Fear not that Fortune with thwart blast will e'er
Vex thee—these lucid fires will calmness shed
On her wild winds; for me, I well see where
She forces me along, not to the dead,
For that is my desire; my hope is fed
By a deceit most slight, which does but just
Endure, whilst if I weave not the thin thread
Day after day, it breaking leaves my trust
Past fresh revival fallen, and darkening into dust.

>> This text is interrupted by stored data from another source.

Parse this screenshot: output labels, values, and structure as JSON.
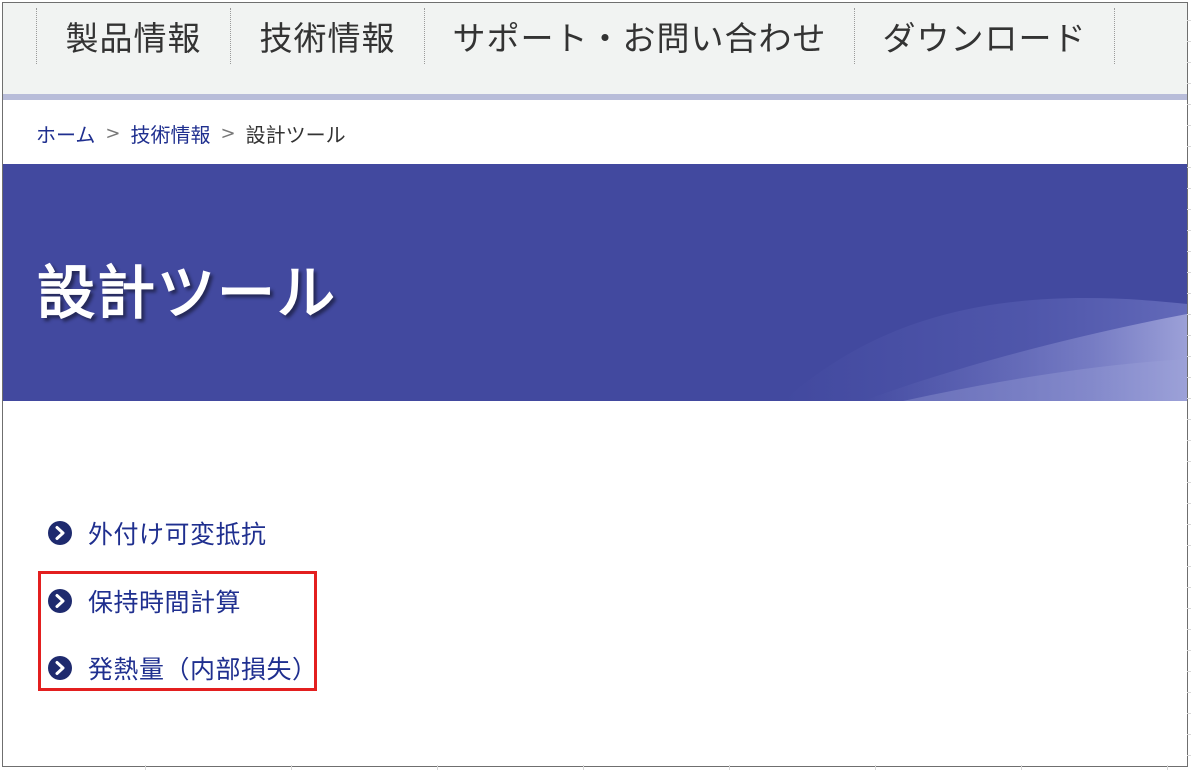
{
  "nav": {
    "items": [
      {
        "label": "製品情報"
      },
      {
        "label": "技術情報"
      },
      {
        "label": "サポート・お問い合わせ"
      },
      {
        "label": "ダウンロード"
      }
    ]
  },
  "breadcrumb": {
    "home": "ホーム",
    "separator": ">",
    "section": "技術情報",
    "current": "設計ツール"
  },
  "banner": {
    "title": "設計ツール"
  },
  "tools": {
    "items": [
      {
        "label": "外付け可変抵抗",
        "icon": "chevron-right-circle-icon"
      },
      {
        "label": "保持時間計算",
        "icon": "chevron-right-circle-icon"
      },
      {
        "label": "発熱量（内部損失）",
        "icon": "chevron-right-circle-icon"
      }
    ]
  },
  "colors": {
    "nav_background": "#f1f3f2",
    "nav_underline": "#b8bcd9",
    "link": "#1f2f8f",
    "banner_background": "#42499f",
    "highlight": "#e31f1f",
    "icon": "#1e2a6e"
  }
}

This sole return my servitude obtains
From stepdame Fortune, that she should deny
Her common changes in the griefs and pains
That vex my being; whither shall I fly,
A moment to shake off the misery
That loads my heart? alas, it is decreed
That distance to my anguish should supply
No rest, no ease, but that where'er I speed,
My arm from cankering chains should never more be freed!

If where the burning sun his splendour flings
On the scorched sands of Africa the wild,
Nurse of all venomous and savage things,
Or where his fire is quenched by ices piled
On ices to the clouds, where flower ne'er smiled,
Nor save the hoarse blast aught endured the clime,
I by imperious Fortune were exiled,
There to consume my melancholy time,
Smit by the' unshadowed blaze, or rained on by the rime;—

There, with his icy hand Fear still would seize
On my sad heart, and here, mid silent snows,
Where the sharp wind seems ev'n the stars to freeze,
Curdling to ice the flood that swiftest flows;
Ev'n here, I know that I could interpose
No screen to shield me from the vivid fire
Wherein chastised my ardent spirit glows,
Wasting away I trust by slow desire,
And thus 'twixt clashing ills distractedly expire.